Ficamos a saber nesta pesquisa que um dos primeiros textos de exaltação dos lusitanos, foi composto por Braz Garcia de Mascarenhas, que ao serviço de D. João IV, foi governador da praça-forte de Alfaiates, o qual reclama a nacionalidade portuguesa e a naturalidade de Viriato no Monte Hermínio.
Uma outra curiosidade que nos apercebemos é que não se sabe em concreto onde se situa propriamente o Monte Hermínio ao qual se atribui também a naturalidade de Viriato e no qual terão habitado os lusitanos e onde se travaram tantas lutas contra os romanos.
Investigadores referem que pode bem ter sido eventual e inadvertidamente atribuído à Serra da Estrela, só porque sim, ou pelo facto de ser aquela a maior elevação da província Lusitânia. Mas se outras provas não existem em concreto, então bem poderá ser o Monte Hermínio o próprio Cabeço das Fráguas??? Pelo menos ali existe factualmente uma prova passível de associar aos lusitanos, bem como os diversos vestígios romanos ou pré-romanos que foram encontrados no sopé daquele cabeço, na Quinta de São Domingos. Há efectivamente alguns autores que consideraram que o Monte Hermínio (designação que deve ser usada apenas no singular, como alertam linguistas), era constituído por todas as serras e elevações que compõem o relevo montanhoso da Beira Interior, que vai da serra da Estrela à Gardunha, ao Cabeço das Fráguas, Serras das Mesas, Malcata, Homem de Pedra, Marofa e mais além até ao Douro.
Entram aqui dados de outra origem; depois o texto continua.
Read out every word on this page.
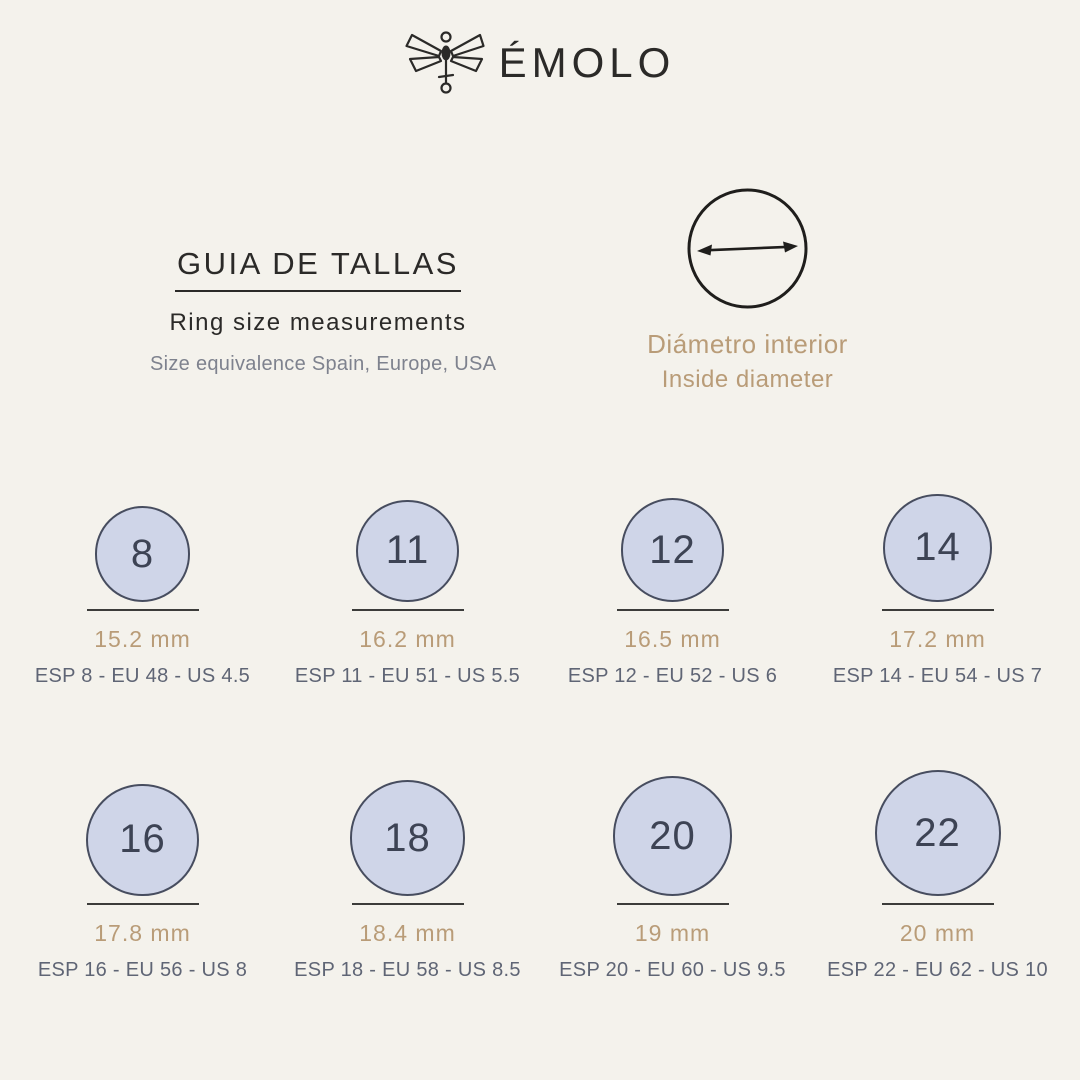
ÉMOLO
GUIA DE TALLAS

Ring size measurements

Size equivalence Spain, Europe, USA

Diámetro interior
Inside diameter
8
15.2 mm
ESP 8 - EU 48 - US 4.5
11
16.2 mm
ESP 11 - EU 51 - US 5.5
12
16.5 mm
ESP 12 - EU 52 - US 6
14
17.2 mm
ESP 14 - EU 54 - US 7
16
17.8 mm
ESP 16 - EU 56 - US 8
18
18.4 mm
ESP 18 - EU 58 - US 8.5
20
19 mm
ESP 20 - EU 60 - US 9.5
22
20 mm
ESP 22 - EU 62 - US 10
Alguns autores reputam ainda aquele espaço como local sagrado (locus sacer) passível de ser considerado como um centro ou pilar do mundo (axis mundi) pelo facto de ter sido escolhido como ponto de encontro entre comunidades, e, entre humanos e os seres divinos. Mais info… (Aqui.)
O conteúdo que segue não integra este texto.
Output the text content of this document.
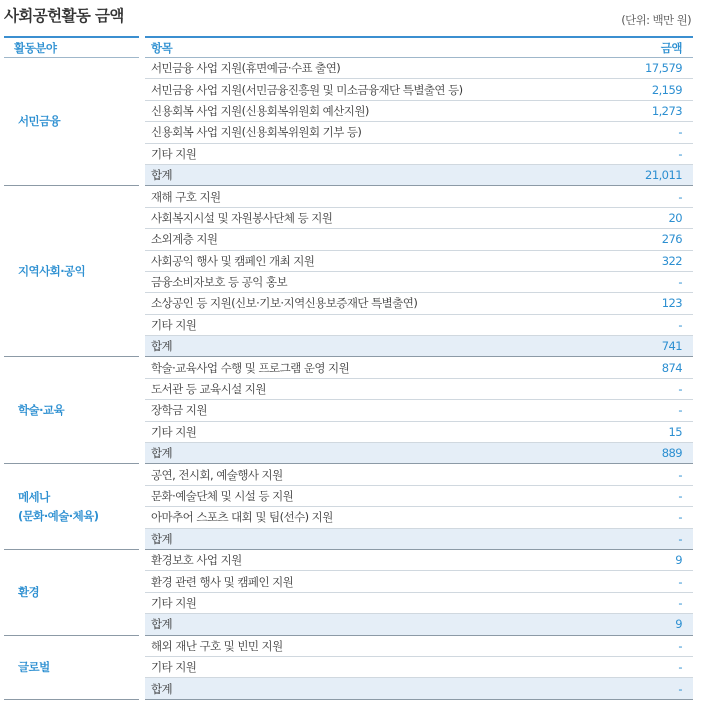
사회공헌활동 금액	(단위: 백만 원)
활동분야		항목	금액
서민금융		서민금융 사업 지원(휴면예금·수표 출연)	17,579
		서민금융 사업 지원(서민금융진흥원 및 미소금융재단 특별출연 등)	2,159
		신용회복 사업 지원(신용회복위원회 예산지원)	1,273
		신용회복 사업 지원(신용회복위원회 기부 등)	-
		기타 지원	-
		합계	21,011
지역사회·공익		재해 구호 지원	-
		사회복지시설 및 자원봉사단체 등 지원	20
		소외계층 지원	276
		사회공익 행사 및 캠페인 개최 지원	322
		금융소비자보호 등 공익 홍보	-
		소상공인 등 지원(신보·기보·지역신용보증재단 특별출연)	123
		기타 지원	-
		합계	741
학술·교육		학술·교육사업 수행 및 프로그램 운영 지원	874
		도서관 등 교육시설 지원	-
		장학금 지원	-
		기타 지원	15
		합계	889
메세나
(문화·예술·체육)		공연, 전시회, 예술행사 지원	-
		문화·예술단체 및 시설 등 지원	-
		아마추어 스포츠 대회 및 팀(선수) 지원	-
		합계	-
환경		환경보호 사업 지원	9
		환경 관련 행사 및 캠페인 지원	-
		기타 지원	-
		합계	9
글로벌		해외 재난 구호 및 빈민 지원	-
		기타 지원	-
		합계	-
Haja quem arrogue e aproveite aquela evidência e consideração geofísica como tal. Pois narra também a lenda que corre pela documentação consultada, que o Cabeço das Fráguas é referenciado como sendo denominado como o Monte de Vénus, um santuário ao ar livre, onde podem muito bem ter ocorrido as cerimónias fúnebres do nosso místico guerreiro lusitano, o famoso Viriato.
Lenda ou realidade, haja quem a aproveite e dê forma ao forte imaginário do lugar, para se conseguir dar relevância de culto histórico e turístico aquele espaço. Pois além de toda a mística, lenda, arqueologia, história, linguística, raridade e originalidade que aquele espaço apresenta, a sua localização e panorâmica e área envolvente é de uma beleza única, extraordinária e surpreendente, comparativamente ao outro espaço e local onde existe uma outra epígrafe lusitana – Lamas de Moledo, que denota pela pesquisa efectuada e visionamento de imagens disponíveis na internet, que o espaço envolvente está deveras muito abandalhado e pouco cuidado. Todavia o geomonumento daquele local já foi, ainda que toscamente, protegido da erosão por um telheiro abarracado, que não dignifica o local nem a epígrafe, mas sempre o protege da erosão. Enquanto o geomonumento do Cabeço das Fráguas continua exposto e abandonado à sorte e erosão dos climas e dos tempos.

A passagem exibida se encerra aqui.